従者の考え
狭いアパートの一室は、玄関先にキッチンがあり、入って右側に風呂場がある。
その隣りがトイレ。
キッチン前はダイニング。
ダイニングの隣がリビング兼寝室となっていた。
六畳半のリビングで、三人は川の字になって寝ている。
ユウが熟睡して、しばらく経った頃。
グリッドは寝返りを打ち、ユウの隣で眠る主人に声を掛けた。
「スカーレット様」
「……なによ」
「今後、どうするつもりで?」
「どうするも何も。わたくしは、ユウくんと結婚するつもりよ」
「んもぉ」
一度言ったら聞かない性格のスカーレット。
グリッドは顔を両手で覆い、眉間に皺を寄せた。
「いつまでも、こんな生活続けられませんよ」
「不満かしら?」
「そうではなくて。ユウくんは、狩人の血を引いてるんですよ」
スカーレットが黙る。
狩人の血。――ギーズの血と呼ばれるものだ。
血族の総本山はフランスにある。
この血を受け継ぐものは、人間の中でも特殊な体質を持っていて、『毒で傷が癒える』という特性がある。
毒は、水銀から、サソリや蛇の猛毒、神経毒を使ったものまで、多岐にわたる。
だが、大抵は水銀を持ち歩き、他にはサソリやヘビの毒から生成されたものを使われている。

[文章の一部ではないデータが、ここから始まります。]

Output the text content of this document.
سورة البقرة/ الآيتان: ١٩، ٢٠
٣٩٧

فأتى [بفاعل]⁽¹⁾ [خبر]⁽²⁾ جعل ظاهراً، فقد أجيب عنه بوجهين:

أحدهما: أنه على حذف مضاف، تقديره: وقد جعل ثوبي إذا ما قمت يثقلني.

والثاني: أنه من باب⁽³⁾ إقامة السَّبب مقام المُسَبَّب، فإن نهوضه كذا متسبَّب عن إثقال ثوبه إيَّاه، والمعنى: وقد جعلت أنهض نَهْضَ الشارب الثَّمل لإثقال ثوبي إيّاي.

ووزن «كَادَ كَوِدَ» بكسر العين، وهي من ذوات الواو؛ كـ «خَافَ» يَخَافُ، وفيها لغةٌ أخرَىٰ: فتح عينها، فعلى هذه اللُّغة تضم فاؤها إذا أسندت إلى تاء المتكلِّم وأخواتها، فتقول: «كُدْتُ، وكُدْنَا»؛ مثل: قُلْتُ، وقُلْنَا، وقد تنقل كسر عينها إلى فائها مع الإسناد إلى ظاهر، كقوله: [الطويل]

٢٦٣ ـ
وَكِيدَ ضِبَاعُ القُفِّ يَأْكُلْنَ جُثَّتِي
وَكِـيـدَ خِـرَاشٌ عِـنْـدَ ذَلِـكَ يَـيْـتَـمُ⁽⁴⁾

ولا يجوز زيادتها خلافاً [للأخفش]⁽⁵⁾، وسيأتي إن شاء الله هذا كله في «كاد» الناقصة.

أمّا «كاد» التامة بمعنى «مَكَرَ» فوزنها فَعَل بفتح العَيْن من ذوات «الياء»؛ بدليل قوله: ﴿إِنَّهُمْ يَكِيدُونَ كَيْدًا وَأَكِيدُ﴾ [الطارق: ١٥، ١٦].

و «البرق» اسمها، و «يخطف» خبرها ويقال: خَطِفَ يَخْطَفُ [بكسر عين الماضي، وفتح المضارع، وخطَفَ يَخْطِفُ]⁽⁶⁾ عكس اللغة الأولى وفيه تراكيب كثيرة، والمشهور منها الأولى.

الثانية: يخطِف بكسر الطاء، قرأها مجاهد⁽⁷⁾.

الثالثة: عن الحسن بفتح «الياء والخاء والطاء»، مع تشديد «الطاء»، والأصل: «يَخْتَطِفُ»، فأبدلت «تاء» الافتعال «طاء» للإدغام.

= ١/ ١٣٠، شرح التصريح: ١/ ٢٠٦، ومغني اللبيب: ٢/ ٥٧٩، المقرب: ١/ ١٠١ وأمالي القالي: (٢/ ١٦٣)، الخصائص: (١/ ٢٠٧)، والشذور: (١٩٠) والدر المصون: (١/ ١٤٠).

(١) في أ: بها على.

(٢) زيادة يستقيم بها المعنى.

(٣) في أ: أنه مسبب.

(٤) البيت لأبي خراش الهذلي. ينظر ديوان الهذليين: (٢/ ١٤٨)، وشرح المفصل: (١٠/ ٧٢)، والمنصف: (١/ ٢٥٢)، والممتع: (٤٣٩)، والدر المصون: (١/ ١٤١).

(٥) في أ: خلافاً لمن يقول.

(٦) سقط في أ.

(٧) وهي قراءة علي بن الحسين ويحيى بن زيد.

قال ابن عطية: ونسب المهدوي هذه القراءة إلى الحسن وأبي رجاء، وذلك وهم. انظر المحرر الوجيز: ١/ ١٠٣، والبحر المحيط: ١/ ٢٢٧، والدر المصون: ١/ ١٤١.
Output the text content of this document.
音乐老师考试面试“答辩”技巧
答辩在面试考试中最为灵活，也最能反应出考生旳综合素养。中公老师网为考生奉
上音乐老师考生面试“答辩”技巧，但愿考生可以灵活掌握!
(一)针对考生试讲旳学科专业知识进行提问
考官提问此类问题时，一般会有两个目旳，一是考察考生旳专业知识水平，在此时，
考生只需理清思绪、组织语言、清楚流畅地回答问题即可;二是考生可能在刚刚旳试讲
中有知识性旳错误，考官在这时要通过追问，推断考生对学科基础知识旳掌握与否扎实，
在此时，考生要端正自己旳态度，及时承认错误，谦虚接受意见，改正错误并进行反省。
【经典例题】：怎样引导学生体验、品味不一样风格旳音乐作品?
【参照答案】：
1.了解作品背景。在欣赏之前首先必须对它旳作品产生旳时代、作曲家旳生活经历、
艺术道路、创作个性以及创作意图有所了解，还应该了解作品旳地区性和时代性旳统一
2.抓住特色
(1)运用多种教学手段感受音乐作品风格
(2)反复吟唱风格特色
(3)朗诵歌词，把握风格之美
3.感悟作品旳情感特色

「普通の人間からすれば、平和な世の中じゃないですか。多少不自由があったって、普通に生きていけるんですから。死んだら、墓場を掘り返して、我々の仲間が食べる。火葬なら、骨をしゃぶる。そうやって、サイクルが回ってるんですから。……まあ、年間の行方不明者数考えると、生きたまま食ってる奴だっていますけどね」
ユウは顔をしかめて、目の前のふっくらした青白い胸に顔を埋める。
スカーレットは愛おしそうに、優しく抱きしめた。
「でも、狩人となったら、話は別ですよ」
「……そうかしら」
「ええ。だって――」
グリッドが悲しげに眉を伏せた。
「――体内に血が入ると、獣が死ぬんですから」
狩人は、普通の人間ではない。
獣と人間の二極化で世界を見れば、圧倒的に人間が負けている。
しかし、負けていても尚、狩人というのは厄介な存在であることに変わりはない。
もしも、フランスの狩人のように、戦えるのであれば普通に近い日常生活を送れるだろう。
ところがユウの場合、戦う術や能力がない。
グリッドが言いたいのは、「先の事を考える時期がきた」、ということだ。
「だから、世界のかじ取りを後任に託したんじゃないの」
「知ってますけど。上手くいくのかなぁ」
「不安になる事を言わないで。殺すわよ」
「……やめてください」
ママとお姉ちゃんにも、悩みがあった。